What madness! What dream world is Axelrod living in? "Elmer Gantry" is a novel from 1927. It was made into a film in 1960 — half a century ago. I'm 61 years old and the movie pre-dates my movie-going days. Normal Americans are supposed to be conversant with this character? I mean, I know it's a fictional character who was played by Burt Lancaster in the movie that had something to do with religion, but I have to look it up in Wikipedia to try to see what Axelrod was driving at:
The novel tells the story of a young, narcissistic, womanizing college athlete who abandons his early ambition to become a lawyer. The legal profession does not suit the unethical Gantry, who then becomes a notorious and cynical alcoholic. Gantry is mistakenly ordained as a Baptist minister, briefly acts as a "New Thought" evangelist, and eventually becomes a Methodist minister. He acts as manager for Sharon Falconer, an itinerant evangelist. Gantry becomes her lover....Sounds more like Obama than Mitt Romney. New Thought, eh? That made me buy the book, downloaded in Kindle:
... a vicious satire of preachers and those they fool. Gantry has no redeeming features but is seen by the gullible public as a man who speaks the truth about God. Of course he could just as easily have been a lawyer or a politician and the heart of Lewis’s satire is how easily people believe what they want to believe.That really does sound like Obama. Interesting that the character is fixed in the Mind of Axelrod! Wish I could trace that thought-path back to its origin.
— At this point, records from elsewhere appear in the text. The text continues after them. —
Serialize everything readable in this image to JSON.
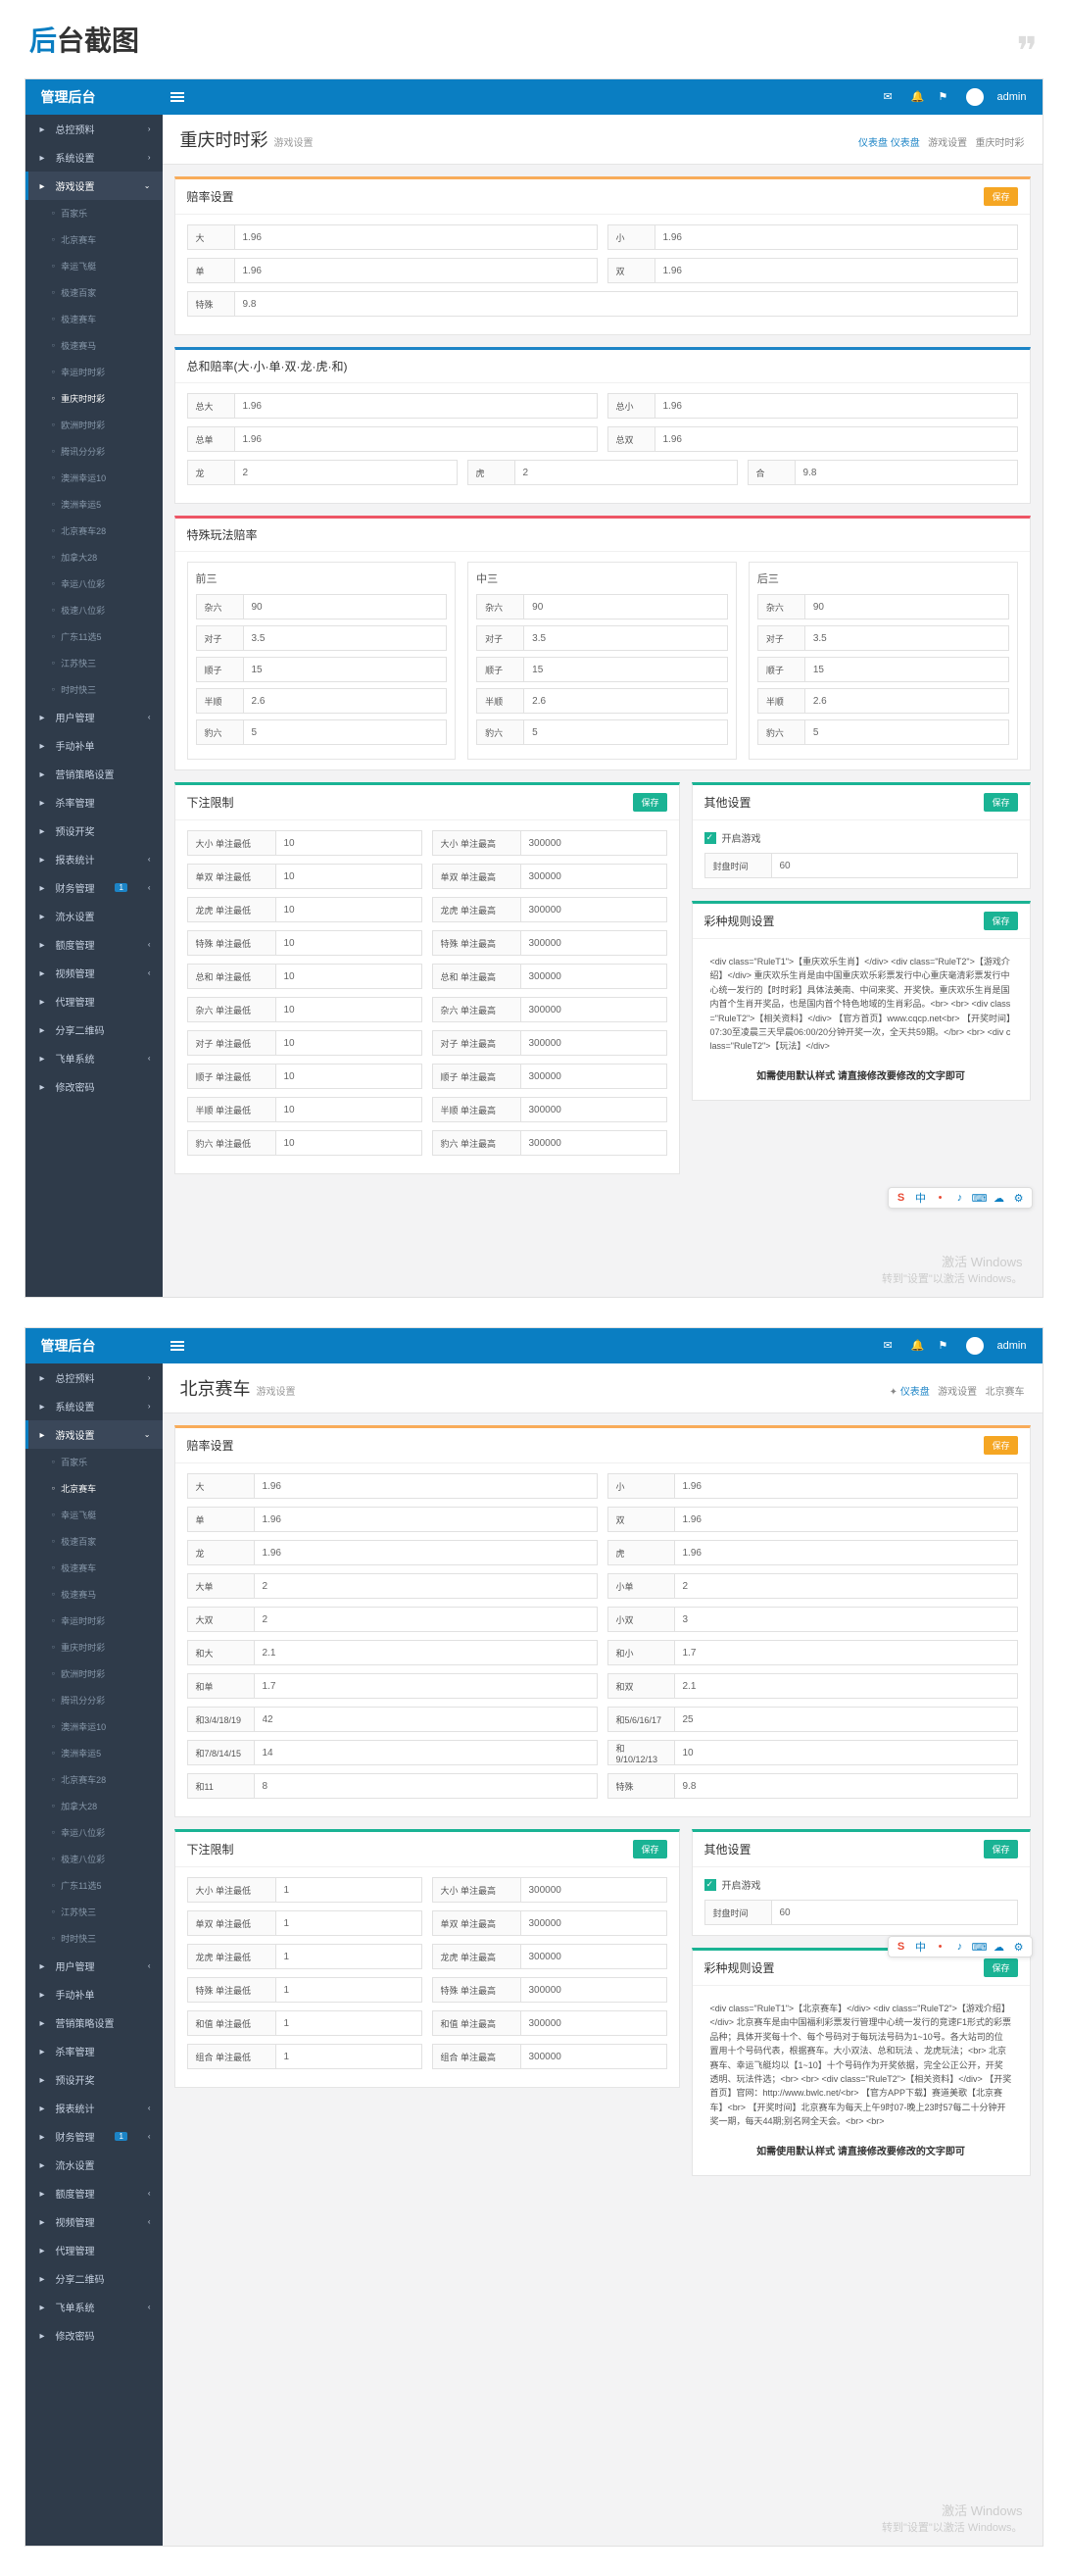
{
  "page_title_1": "后",
  "page_title_2": "台截图",
  "app": {
    "brand": "管理后台",
    "user": "admin",
    "icons": [
      "mail-icon",
      "bell-icon",
      "flag-icon",
      "avatar"
    ]
  },
  "sidebar_top": [
    {
      "label": "总控预料",
      "ico": "dashboard"
    },
    {
      "label": "系统设置",
      "ico": "gear"
    },
    {
      "label": "游戏设置",
      "ico": "game",
      "active": true
    }
  ],
  "sidebar_sub": [
    "百家乐",
    "北京赛车",
    "幸运飞艇",
    "极速百家",
    "极速赛车",
    "极速赛马",
    "幸运时时彩",
    "重庆时时彩",
    "欧洲时时彩",
    "腾讯分分彩",
    "澳洲幸运10",
    "澳洲幸运5",
    "北京赛车28",
    "加拿大28",
    "幸运八位彩",
    "极速八位彩",
    "广东11选5",
    "江苏快三",
    "时时快三"
  ],
  "sidebar_sub2": [
    "百家乐",
    "北京赛车",
    "幸运飞艇",
    "极速百家",
    "极速赛车",
    "极速赛马",
    "幸运时时彩",
    "重庆时时彩",
    "欧洲时时彩",
    "腾讯分分彩",
    "澳洲幸运10",
    "澳洲幸运5",
    "北京赛车28",
    "加拿大28",
    "幸运八位彩",
    "极速八位彩",
    "广东11选5",
    "江苏快三",
    "时时快三"
  ],
  "sidebar_bottom": [
    {
      "label": "用户管理",
      "caret": true
    },
    {
      "label": "手动补单",
      "ico": "edit"
    },
    {
      "label": "营销策略设置",
      "ico": "bullhorn"
    },
    {
      "label": "杀率管理",
      "ico": "target"
    },
    {
      "label": "预设开奖",
      "ico": "gift"
    },
    {
      "label": "报表统计",
      "caret": true
    },
    {
      "label": "财务管理",
      "caret": true,
      "badge": "1"
    },
    {
      "label": "流水设置",
      "ico": "water"
    },
    {
      "label": "额度管理",
      "caret": true
    },
    {
      "label": "视频管理",
      "caret": true
    },
    {
      "label": "代理管理",
      "ico": "users"
    },
    {
      "label": "分享二维码",
      "ico": "qr"
    },
    {
      "label": "飞单系统",
      "caret": true
    },
    {
      "label": "修改密码",
      "ico": "lock"
    }
  ],
  "screen1": {
    "title": "重庆时时彩",
    "sub": "游戏设置",
    "crumb": {
      "home": "仪表盘",
      "mid": "游戏设置",
      "cur": "重庆时时彩"
    },
    "rate_panel": {
      "title": "赔率设置",
      "save": "保存",
      "rows": [
        {
          "lbl1": "大",
          "val1": "1.96",
          "lbl2": "小",
          "val2": "1.96"
        },
        {
          "lbl1": "单",
          "val1": "1.96",
          "lbl2": "双",
          "val2": "1.96"
        }
      ],
      "special": {
        "lbl": "特殊",
        "val": "9.8"
      }
    },
    "sum_panel": {
      "title": "总和赔率(大·小·单·双·龙·虎·和)",
      "rows": [
        {
          "lbl1": "总大",
          "val1": "1.96",
          "lbl2": "总小",
          "val2": "1.96"
        },
        {
          "lbl1": "总单",
          "val1": "1.96",
          "lbl2": "总双",
          "val2": "1.96"
        }
      ],
      "triple": [
        {
          "lbl": "龙",
          "val": "2"
        },
        {
          "lbl": "虎",
          "val": "2"
        },
        {
          "lbl": "合",
          "val": "9.8"
        }
      ]
    },
    "special_panel": {
      "title": "特殊玩法赔率",
      "cols": [
        "前三",
        "中三",
        "后三"
      ],
      "fields": [
        {
          "lbl": "杂六",
          "val": "90"
        },
        {
          "lbl": "对子",
          "val": "3.5"
        },
        {
          "lbl": "顺子",
          "val": "15"
        },
        {
          "lbl": "半顺",
          "val": "2.6"
        },
        {
          "lbl": "豹六",
          "val": "5"
        }
      ]
    },
    "limit_panel": {
      "title": "下注限制",
      "save": "保存",
      "rows": [
        {
          "l1": "大小 单注最低",
          "v1": "10",
          "l2": "大小 单注最高",
          "v2": "300000"
        },
        {
          "l1": "单双 单注最低",
          "v1": "10",
          "l2": "单双 单注最高",
          "v2": "300000"
        },
        {
          "l1": "龙虎 单注最低",
          "v1": "10",
          "l2": "龙虎 单注最高",
          "v2": "300000"
        },
        {
          "l1": "特殊 单注最低",
          "v1": "10",
          "l2": "特殊 单注最高",
          "v2": "300000"
        },
        {
          "l1": "总和 单注最低",
          "v1": "10",
          "l2": "总和 单注最高",
          "v2": "300000"
        },
        {
          "l1": "杂六 单注最低",
          "v1": "10",
          "l2": "杂六 单注最高",
          "v2": "300000"
        },
        {
          "l1": "对子 单注最低",
          "v1": "10",
          "l2": "对子 单注最高",
          "v2": "300000"
        },
        {
          "l1": "顺子 单注最低",
          "v1": "10",
          "l2": "顺子 单注最高",
          "v2": "300000"
        },
        {
          "l1": "半顺 单注最低",
          "v1": "10",
          "l2": "半顺 单注最高",
          "v2": "300000"
        },
        {
          "l1": "豹六 单注最低",
          "v1": "10",
          "l2": "豹六 单注最高",
          "v2": "300000"
        }
      ]
    },
    "other_panel": {
      "title": "其他设置",
      "save": "保存",
      "toggle": "开启游戏",
      "closetime_lbl": "封盘时间",
      "closetime_val": "60"
    },
    "rule_panel": {
      "title": "彩种规则设置",
      "save": "保存",
      "html": "<div class=\"RuleT1\">【重庆欢乐生肖】</div>\n<div class=\"RuleT2\">【游戏介绍】</div>\n重庆欢乐生肖是由中国重庆欢乐彩票发行中心重庆毫清彩票发行中心统一发行的【时时彩】具体法美南、中间来奖、开奖快。重庆欢乐生肖是国内首个生肖开奖品，也是国内首个特色地域的生肖彩品。<br>\n<br>\n<div class=\"RuleT2\">【相关资料】</div>\n【官方首页】www.cqcp.net<br>\n【开奖时间】07:30至凌晨三天早晨06:00/20分钟开奖一次，全天共59期。</br>\n<br>\n<div class=\"RuleT2\">【玩法】</div>",
      "note": "如需使用默认样式 请直接修改要修改的文字即可"
    }
  },
  "screen2": {
    "title": "北京赛车",
    "sub": "游戏设置",
    "crumb": {
      "home": "仪表盘",
      "mid": "游戏设置",
      "cur": "北京赛车"
    },
    "rate_panel": {
      "title": "赔率设置",
      "save": "保存",
      "rows": [
        {
          "lbl1": "大",
          "val1": "1.96",
          "lbl2": "小",
          "val2": "1.96"
        },
        {
          "lbl1": "单",
          "val1": "1.96",
          "lbl2": "双",
          "val2": "1.96"
        },
        {
          "lbl1": "龙",
          "val1": "1.96",
          "lbl2": "虎",
          "val2": "1.96"
        },
        {
          "lbl1": "大单",
          "val1": "2",
          "lbl2": "小单",
          "val2": "2"
        },
        {
          "lbl1": "大双",
          "val1": "2",
          "lbl2": "小双",
          "val2": "3"
        },
        {
          "lbl1": "和大",
          "val1": "2.1",
          "lbl2": "和小",
          "val2": "1.7"
        },
        {
          "lbl1": "和单",
          "val1": "1.7",
          "lbl2": "和双",
          "val2": "2.1"
        },
        {
          "lbl1": "和3/4/18/19",
          "val1": "42",
          "lbl2": "和5/6/16/17",
          "val2": "25"
        },
        {
          "lbl1": "和7/8/14/15",
          "val1": "14",
          "lbl2": "和9/10/12/13",
          "val2": "10"
        },
        {
          "lbl1": "和11",
          "val1": "8",
          "lbl2": "特殊",
          "val2": "9.8"
        }
      ]
    },
    "limit_panel": {
      "title": "下注限制",
      "save": "保存",
      "rows": [
        {
          "l1": "大小 单注最低",
          "v1": "1",
          "l2": "大小 单注最高",
          "v2": "300000"
        },
        {
          "l1": "单双 单注最低",
          "v1": "1",
          "l2": "单双 单注最高",
          "v2": "300000"
        },
        {
          "l1": "龙虎 单注最低",
          "v1": "1",
          "l2": "龙虎 单注最高",
          "v2": "300000"
        },
        {
          "l1": "特殊 单注最低",
          "v1": "1",
          "l2": "特殊 单注最高",
          "v2": "300000"
        },
        {
          "l1": "和值 单注最低",
          "v1": "1",
          "l2": "和值 单注最高",
          "v2": "300000"
        },
        {
          "l1": "组合 单注最低",
          "v1": "1",
          "l2": "组合 单注最高",
          "v2": "300000"
        }
      ]
    },
    "other_panel": {
      "title": "其他设置",
      "save": "保存",
      "toggle": "开启游戏",
      "closetime_lbl": "封盘时间",
      "closetime_val": "60"
    },
    "rule_panel": {
      "title": "彩种规则设置",
      "save": "保存",
      "html": "<div class=\"RuleT1\">【北京赛车】</div>\n<div class=\"RuleT2\">【游戏介绍】</div>\n北京赛车是由中国福利彩票发行管理中心统一发行的竞速F1形式的彩票品种；具体开奖每十个、每个号码对于每玩法号码为1~10号。各大站司的位置用十个号码代表，根据赛车。大小双法、总和玩法 、龙虎玩法；<br>\n北京赛车、幸运飞艇均以【1~10】十个号码作为开奖依据，完全公正公开，开奖透明、玩法件选；<br>\n<br>\n<div class=\"RuleT2\">【相关资料】</div>\n【开奖首页】官网：http://www.bwlc.net/<br>\n【官方APP下载】赛道美歌【北京赛车】<br>\n【开奖时间】北京赛车为每天上午9时07-晚上23时57每二十分钟开奖一期，每天44期;别名网全天会。<br>\n<br>",
      "note": "如需使用默认样式 请直接修改要修改的文字即可"
    }
  },
  "watermark": {
    "w1": "激活 Windows",
    "w2": "转到\"设置\"以激活 Windows。"
  },
  "floatbar": [
    "S",
    "中",
    "•",
    "♪",
    "⌨",
    "☁",
    "⚙"
  ]
}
NOTE: I corrected a couple errors in the transcript text, based on watching the recorded show.
ADDED: A passage from the book that made me think of how Obama might have felt on debate day:
Now that he often had as many as a thousand in the audience, as he peeped out at them from the study he had stage-fright. Could he hold them? What the deuce had he intended to say about communion? He couldn't remember a word of it. It was not easy to keep on urging the unsaved to come forward as though he really thought they would and as though he cared a hang whether they did or not.
It was not easy, on communion Sundays, when they knelt round the altar rail, to keep from laughing at the sanctimonious eyes and prim mouths of brethren whom he knew to be crooks in private business. It was not easy to go on saying with proper conviction that whosoever looked on a woman to lust after her would go booming down to hell when there was a pretty and admiring girl in the front row. And it was hardest of all, when he had done his public job, when he was tired and wanted to let down, to stand about after the sermon and be hand-shaken by aged spinster saints who expected
him to listen without grinning while they quavered that he was a silver-plated angel and that they were just like him.